A potential long-term result of the current debate on the Families First Prevention Services Act is the pitting of the need for front end prevention of child maltreatment against the need for intervention services that prevent foster care.  In reality true comprehensive reform of the nation’s child welfare systems requires both of these vastly underfunded services as part of a continuum.

Some of the recent opposition to the Families First Act has criticized the bill because it includes intervention services that could prevent foster care placements but does not provide prevention funding.

CWLA views the Families First Act as providing an important part of the child welfare continuum, intervention services that can prevent placement into out-of-home-care/foster care.  In fact, the new report by an Oregon advisory committee referenced in the previous article highlights the need for a continuum of services.  Under the Families First Act prevention of foster care services would be available to birth parents, kin parents caring for relative children, families that have just been reunified or adoptive families who may face the need for post-adoption services years after the adoption was finalized.

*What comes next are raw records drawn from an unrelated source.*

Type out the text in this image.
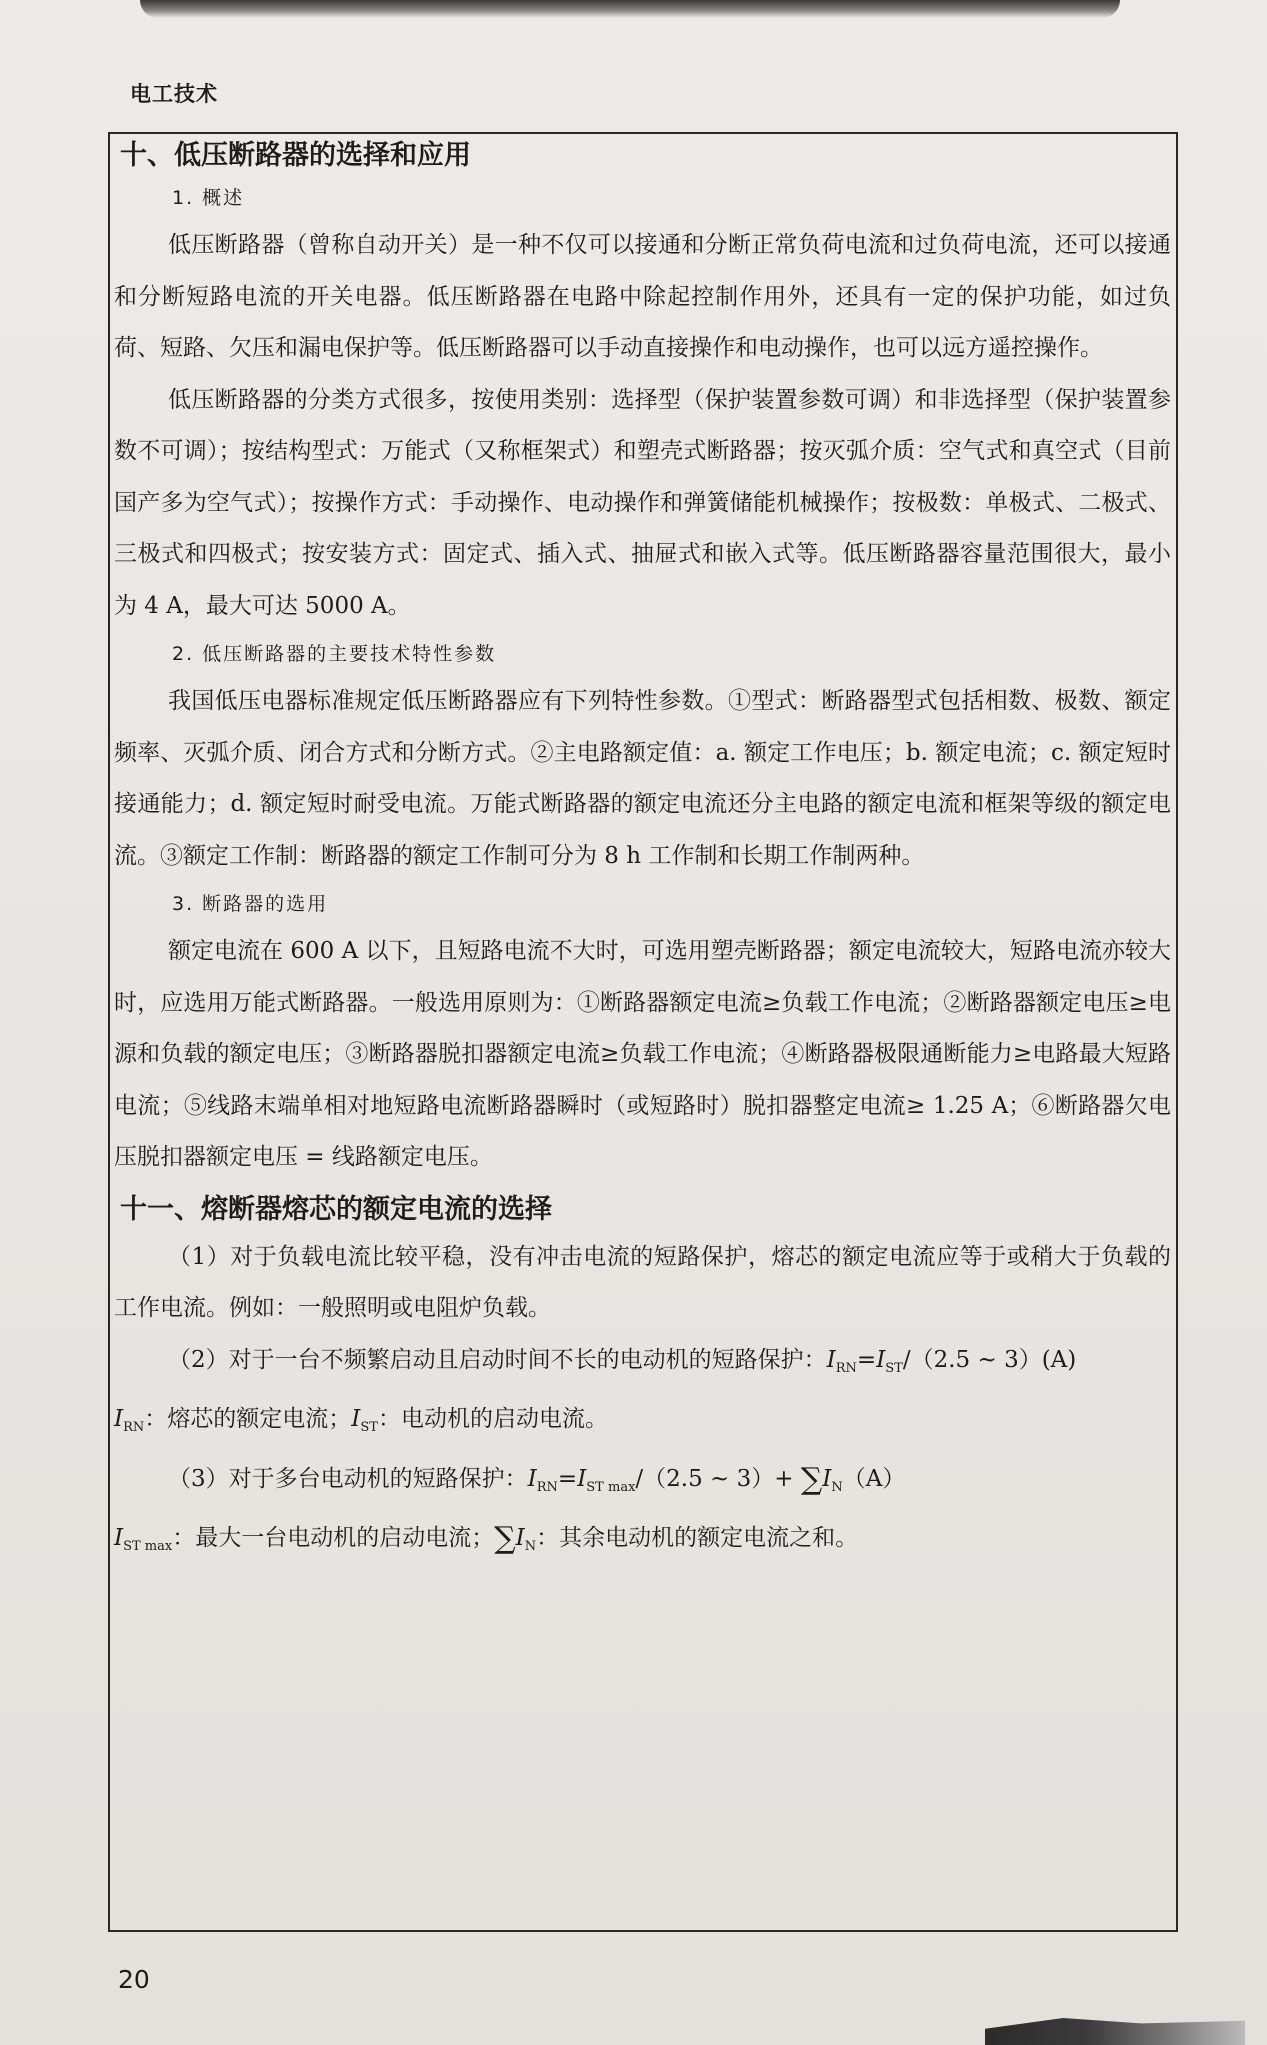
电工技术
十、低压断路器的选择和应用
1. 概述

低压断路器（曾称自动开关）是一种不仅可以接通和分断正常负荷电流和过负荷电流，还可以接通和分断短路电流的开关电器。低压断路器在电路中除起控制作用外，还具有一定的保护功能，如过负荷、短路、欠压和漏电保护等。低压断路器可以手动直接操作和电动操作，也可以远方遥控操作。

低压断路器的分类方式很多，按使用类别：选择型（保护装置参数可调）和非选择型（保护装置参数不可调）；按结构型式：万能式（又称框架式）和塑壳式断路器；按灭弧介质：空气式和真空式（目前国产多为空气式）；按操作方式：手动操作、电动操作和弹簧储能机械操作；按极数：单极式、二极式、三极式和四极式；按安装方式：固定式、插入式、抽屉式和嵌入式等。低压断路器容量范围很大，最小为 4 A，最大可达 5000 A。

2. 低压断路器的主要技术特性参数

我国低压电器标准规定低压断路器应有下列特性参数。①型式：断路器型式包括相数、极数、额定频率、灭弧介质、闭合方式和分断方式。②主电路额定值：a. 额定工作电压；b. 额定电流；c. 额定短时接通能力；d. 额定短时耐受电流。万能式断路器的额定电流还分主电路的额定电流和框架等级的额定电流。③额定工作制：断路器的额定工作制可分为 8 h 工作制和长期工作制两种。

3. 断路器的选用

额定电流在 600 A 以下，且短路电流不大时，可选用塑壳断路器；额定电流较大，短路电流亦较大时，应选用万能式断路器。一般选用原则为：①断路器额定电流≥负载工作电流；②断路器额定电压≥电源和负载的额定电压；③断路器脱扣器额定电流≥负载工作电流；④断路器极限通断能力≥电路最大短路电流；⑤线路末端单相对地短路电流断路器瞬时（或短路时）脱扣器整定电流≥ 1.25 A；⑥断路器欠电压脱扣器额定电压 = 线路额定电压。

十一、熔断器熔芯的额定电流的选择

（1）对于负载电流比较平稳，没有冲击电流的短路保护，熔芯的额定电流应等于或稍大于负载的工作电流。例如：一般照明或电阻炉负载。

（2）对于一台不频繁启动且启动时间不长的电动机的短路保护：$I_{RN}=I_{ST}/(2.5$ ~ 3）(A)

$I_{RN}$：熔芯的额定电流；$I_{ST}$：电动机的启动电流。

（3）对于多台电动机的短路保护：$I_{RN}=I_{ST max}/(2.5$ ~ $3)+ \sum I_N(A)$

$I_{ST max}$：最大一台电动机的启动电流；$\sum I_N$：其余电动机的额定电流之和。

20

CWLA sees prevention of child maltreatment or child abuse as another separate and critically important part of that continuum.  Both prevention and intervention are vastly underfunded and all too often some advocates play one of these two key parts of the continuum off the other.

CWLA highlighted this need in our April Summit:  Investing in What It takes: A Full Continuum of Care. As we noted in that gathering:

“we need NEW investments in children starting with preventing child abuse, preventing foster care when possible and providing the best care when necessary, and ensuring permanency and safety for all children through reunification, kinship care and adoption.”

The Families First Act, if effectively implemented, would provide critical intervention services for mental health and substance use and in home services that have been frequently lacking.  The fact that mental health and substance use treatment services could be available through Medicaid does not mean they are available.  Coordination and cooperation between Medicaid and child welfare have been a challenge to say the very least.  The Families First bill would provide a new avenue for these services to address substance abuse and mental health treatment needs that by some estimates are a part of anywhere from 30 to more than 60 percent of child welfare and foster care placements.

We see prevention of child abuse as an equally important component of the child welfare continuum of care.  One of the challenges in amending Title IV-E to address true prevention is to develop an effective trigger gateway to access federal funding that would both allow funding of effective programs while not allowing access to federal funds to be used to supplant other state spending.

Prevention is critical but in addition to the challenge of developing an appropriate use of IV-E funds for prevention, too few advocates have highlighted the need for greater funding for the Child Prevention and Treatment Act (CAPTA) which is stuck at less than $26 million for all fifty states. Similarly, the Community-Based Child Abuse Prevention (CB-CAP) grants which fund prevention initiatives and that leverages private and non-government funding to provide community based services to prevent child maltreatment but that funding.  CB-CAP is stuck at $39 million.

The need for more prevention also highlights CWLA support and the need for a significant increase in funding for the evidence-based home visiting (MIECHV) program when it is reauthorized in the next Administration and Congress.  Prevention also means needing to address the very serious underfunding of child care (CCDBG), and Head Start.

The need for more funding for the prevention of child abuse should not undercut support for an increase in funding for the intervention/prevention funding to reduce some foster care placements.  They are both part of the continuum of child welfare services.